Blessed be the God and Father of our Lord Jesus Christ, who has blessed us with every spiritual blessing in the heavenly places in Christ; even as he chose us in him before the foundation of the world, that we would be holy and without defect before him in love; having predestined us for adoption as children through Jesus Christ to himself, according to the good pleasure of his desire, to the praise of the glory of his grace, by which he freely gave us favour in the Beloved. (Ephesians 1:3-6)
Something took place 'before the foundation of the world' which affects my own now, my own past, my own future, and that of every one of us. Let us check out this phrase. Peter uses it here:
You were redeemed, not with corruptible things, with silver or gold, . . . but with precious blood, as of a faultless and pure lamb, the blood of Christ; who was foreknown indeed before the foundation of the world, but was revealed at the end of times for your sake. (1 Peter 1:18-20)
And again here:
All who dwell on the earth will worship him, [the evil beast] everyone whose name has not been written from the foundation of the world in the book of life of the Lamb who has been killed. (Revelation 13:8)
The beast that you saw was, and is not; and is about to come up out of the abyss and to go into destruction. Those who dwell on the earth and whose names have not been written in the book of life from the foundation of the world will marvel when they see that the beast was, and is not, and shall be present. (Revelation 17:8)
The 'book of life' is another phrase we need to think about. It seems that to have one's name written in the 'book of life' is the equivalent of being adopted into God's family, which is the important category that Paul has used in the passage quoted above when he wrote to the Ephesian Christians.
The Psalmist prays about evildoers:
Let them be blotted out of the book of life, and not be written with the righteous. (Psalm 69:28)
Writing to the Philippians Paul says:
Yes, I beg you also, true partner, help these women, for they laboured with me in the Good News, with Clement also, and the rest of my fellow workers, whose names are in the book of life.(Philippians 4:3)
We have already noted two passages from the book of Revelation. Here is a third:
He who overcomes will be arrayed in white garments, and I will in no way blot his name out of the book of life, and I will confess his name before my Father, and before his angels. (Revelation 3:5)
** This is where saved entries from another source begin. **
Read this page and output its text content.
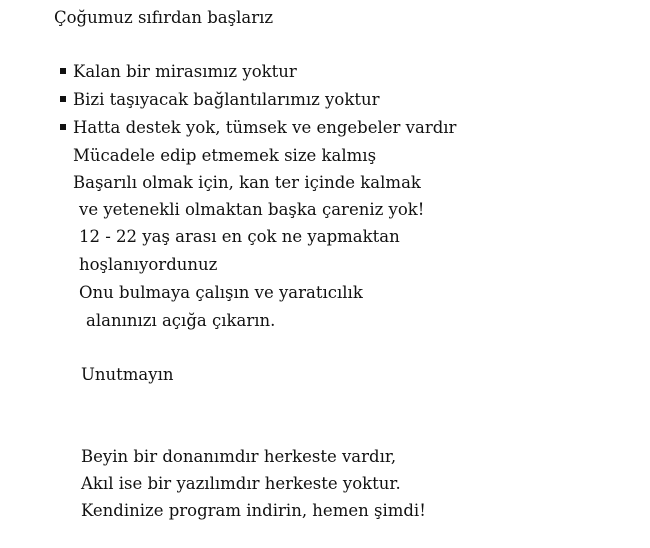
Çoğumuz sıfırdan başlarız
Kalan bir mirasımız yoktur
Bizi taşıyacak bağlantılarımız yoktur
Hatta destek yok, tümsek ve engebeler vardır
Mücadele edip etmemek size kalmış
Başarılı olmak için, kan ter içinde kalmak
ve yetenekli olmaktan başka çareniz yok!
12 - 22 yaş arası en çok ne yapmaktan
hoşlanıyordunuz
Onu bulmaya çalışın ve yaratıcılık
alanınızı açığa çıkarın.
Unutmayın
Beyin bir donanımdır herkeste vardır,
Akıl ise bir yazılımdır herkeste yoktur.
Kendinize program indirin, hemen şimdi!
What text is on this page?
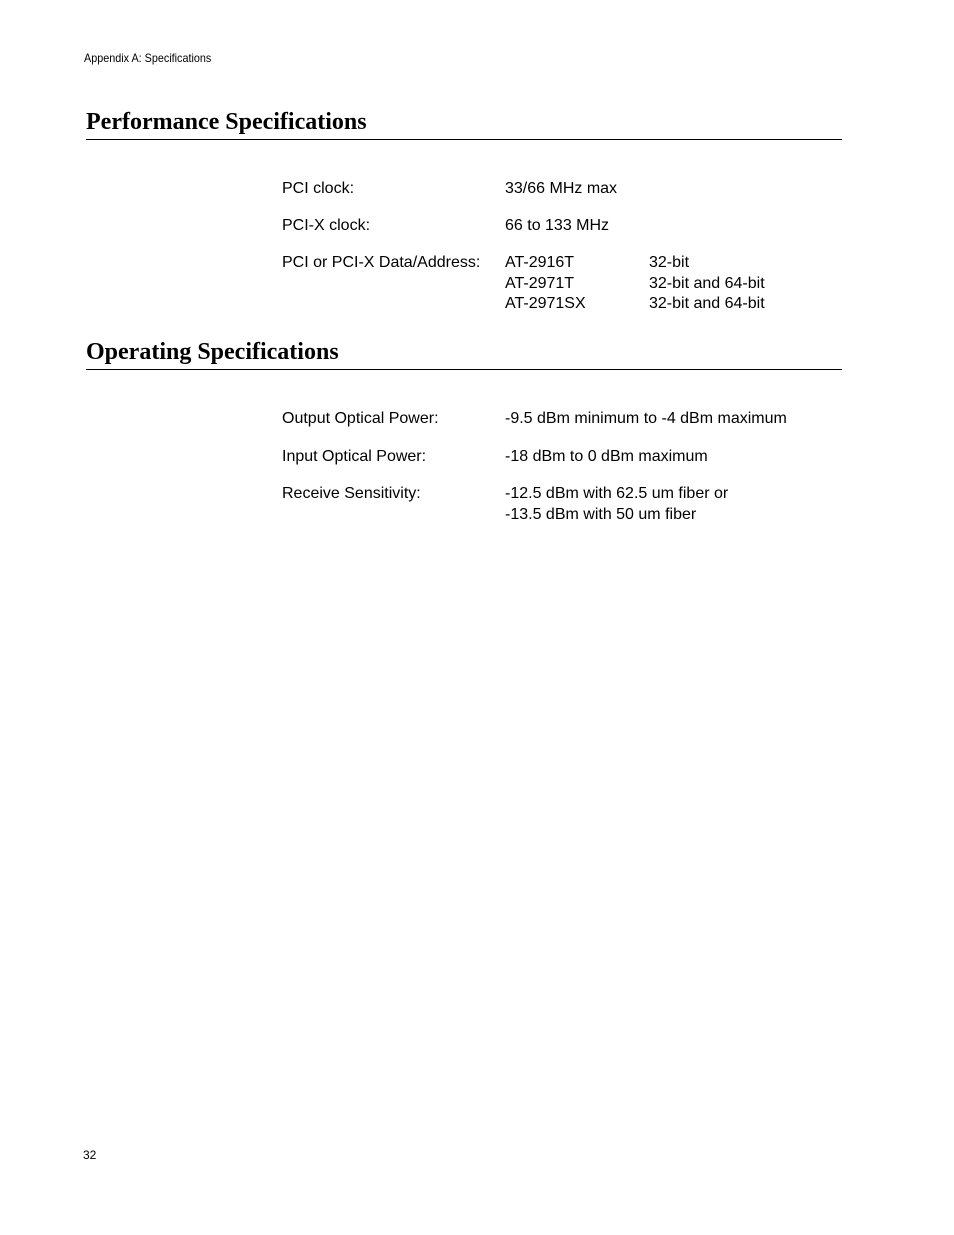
Appendix A: Specifications
Performance Specifications
PCI clock:	33/66 MHz max
PCI-X clock:	66 to 133 MHz
PCI or PCI-X Data/Address:	AT-2916T	32-bit
AT-2971T	32-bit and 64-bit
AT-2971SX	32-bit and 64-bit
Operating Specifications
Output Optical Power:	-9.5 dBm minimum to -4 dBm maximum
Input Optical Power:	-18 dBm to 0 dBm maximum
Receive Sensitivity:	-12.5 dBm with 62.5 um fiber or
-13.5 dBm with 50 um fiber
32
These passages are unequivocal, and establish a very clear Biblical basis for the doctrine of predestination. From the very beginning of time God has known who would become part of his family, and – metaphorically no doubt – has had their names inscribed in a book.
There is another key word we need to think more about, again from the Ephesians passage, and that is 'chose'. We Christians have been chosen by God. What does this actually mean? It is worth a whole chapter to itself.